Localidades como Sonsonate, Nahulingo, Santa Tecla, Ahuachapán, Santiago de María, San Miguel, La Unión, Chalatenango y otras reportaban esas periódicas visitas de los nómadas gitanos, a los húngaros o magiares (por Magyar o Hungría, zona de la que entonces se creía que eran originarios), zíngaros o “peroleros”, designación ésta debida a las enormes ollas o peroles de estaño que cargaban y con los que preparaban las comidas comunitarias.
Mientras la sociedad salvadoreña sentía un progresivo desprecio por aquellas tropas de mujeres, hombres, niños y todos sus bártulos y los acusaba de múltiples crímenes y delitos, entre los escritores la presencia de aquella minoría étnica ejercía una especial fascinación. En 1929, el escritor Francisco Miranda Ruano recordaría “Los cansinos gitanos de aquel día” de su lejana infancia y cuyas andanzas le abrieron su vocación de escritor “a la sombra enconada de una maldición”.

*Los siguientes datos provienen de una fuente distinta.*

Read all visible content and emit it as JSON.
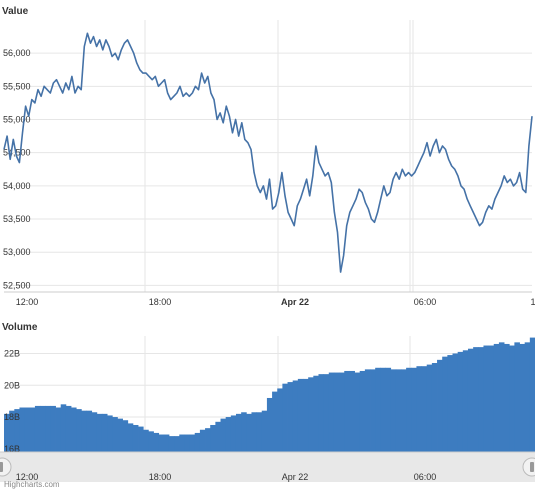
{
  "chart_data": [
    {
      "type": "line",
      "title": "Value",
      "ylim": [
        52400,
        56500
      ],
      "yticks": [
        52500,
        53000,
        53500,
        54000,
        54500,
        55000,
        55500,
        56000
      ],
      "ytick_labels": [
        "52,500",
        "53,000",
        "53,500",
        "54,000",
        "54,500",
        "55,000",
        "55,500",
        "56,000"
      ],
      "xticks": [
        {
          "label": "12:00",
          "bold": false
        },
        {
          "label": "18:00",
          "bold": false
        },
        {
          "label": "Apr 22",
          "bold": true
        },
        {
          "label": "06:00",
          "bold": false
        },
        {
          "label": "1",
          "bold": false
        }
      ],
      "grid": true,
      "line_color": "#4572a7",
      "values": [
        54550,
        54750,
        54400,
        54700,
        54450,
        54350,
        54800,
        55200,
        55050,
        55300,
        55250,
        55450,
        55350,
        55500,
        55450,
        55400,
        55550,
        55600,
        55500,
        55400,
        55550,
        55450,
        55650,
        55400,
        55500,
        55450,
        56100,
        56300,
        56150,
        56250,
        56100,
        56200,
        56050,
        56200,
        56100,
        55950,
        56000,
        55900,
        56050,
        56150,
        56200,
        56100,
        56000,
        55850,
        55750,
        55700,
        55700,
        55650,
        55600,
        55650,
        55500,
        55550,
        55600,
        55400,
        55300,
        55350,
        55400,
        55500,
        55350,
        55400,
        55350,
        55400,
        55500,
        55450,
        55700,
        55550,
        55650,
        55400,
        55300,
        55000,
        55100,
        54950,
        55200,
        55050,
        54800,
        55000,
        54750,
        54950,
        54700,
        54650,
        54550,
        54200,
        54000,
        53900,
        54000,
        53800,
        54100,
        53650,
        53700,
        53900,
        54200,
        53850,
        53600,
        53500,
        53400,
        53700,
        53800,
        53950,
        54100,
        53850,
        54150,
        54600,
        54350,
        54250,
        54150,
        54200,
        54050,
        53600,
        53300,
        52700,
        52950,
        53400,
        53600,
        53700,
        53800,
        53950,
        53900,
        53750,
        53650,
        53500,
        53450,
        53600,
        53800,
        54000,
        53850,
        53900,
        54100,
        54200,
        54100,
        54250,
        54150,
        54200,
        54150,
        54200,
        54300,
        54400,
        54500,
        54650,
        54450,
        54600,
        54700,
        54500,
        54600,
        54550,
        54400,
        54300,
        54250,
        54150,
        54000,
        53950,
        53800,
        53700,
        53600,
        53500,
        53400,
        53450,
        53600,
        53700,
        53650,
        53800,
        53900,
        54000,
        54150,
        54050,
        54100,
        54000,
        54050,
        54200,
        53950,
        53900,
        54600,
        55050
      ]
    },
    {
      "type": "area",
      "title": "Volume",
      "ylim": [
        15.8,
        23.1
      ],
      "yticks": [
        16,
        18,
        20,
        22
      ],
      "ytick_labels": [
        "16B",
        "18B",
        "20B",
        "22B"
      ],
      "xticks": [
        {
          "label": "12:00",
          "bold": false
        },
        {
          "label": "18:00",
          "bold": false
        },
        {
          "label": "Apr 22",
          "bold": false
        },
        {
          "label": "06:00",
          "bold": false
        }
      ],
      "grid": true,
      "fill_color": "#3d7cc0",
      "values": [
        18.2,
        18.4,
        18.5,
        18.6,
        18.6,
        18.6,
        18.7,
        18.7,
        18.7,
        18.7,
        18.6,
        18.8,
        18.7,
        18.6,
        18.5,
        18.4,
        18.4,
        18.3,
        18.2,
        18.2,
        18.1,
        18.0,
        17.9,
        17.8,
        17.6,
        17.5,
        17.4,
        17.2,
        17.1,
        17.0,
        16.9,
        16.9,
        16.8,
        16.8,
        16.9,
        16.9,
        16.9,
        17.0,
        17.2,
        17.3,
        17.5,
        17.7,
        17.9,
        18.0,
        18.1,
        18.2,
        18.3,
        18.2,
        18.3,
        18.3,
        18.4,
        19.2,
        19.6,
        19.8,
        20.1,
        20.2,
        20.3,
        20.4,
        20.4,
        20.5,
        20.6,
        20.7,
        20.7,
        20.8,
        20.8,
        20.8,
        20.9,
        20.9,
        20.8,
        20.9,
        21.0,
        21.0,
        21.1,
        21.1,
        21.1,
        21.0,
        21.0,
        21.0,
        21.1,
        21.1,
        21.2,
        21.2,
        21.3,
        21.4,
        21.6,
        21.8,
        21.9,
        22.0,
        22.1,
        22.2,
        22.3,
        22.4,
        22.4,
        22.5,
        22.5,
        22.6,
        22.7,
        22.6,
        22.5,
        22.7,
        22.6,
        22.7,
        23.0
      ]
    }
  ],
  "footer": {
    "text": "Highcharts.com"
  },
  "colors": {
    "grid": "#e6e6e6",
    "navigator_band": "#e8e8e8",
    "handle": "#f2f2f2"
  }
}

La propagación de ideas teosóficas, fascistas y nacionalsocialistas entre militares y civiles de El Salvador de las décadas de 1920 y 1930 gestó un ambiente adverso a la llegada periódica del pueblo rom al territorio nacional. La máxima expresión de esa cerrazón mental y cultural se produjo durante el gobierno dictatorial del brigadier Maximiliano Hernández Martínez, cuando en el decreto legislativo 86 de 1933 fue emitida la Ley de Migración que prohibió el ingreso de negros, chinos, “turcos” y gitanos.
Más de ocho décadas después de tan terrible legislación racista, el idioma romaní ya no se escucha en el territorio salvadoreño. En esa lengua, el padre de familia es denominado Shero Rom. ¿Será ese término el origen de nuestro “chero” para designar a la persona amiga?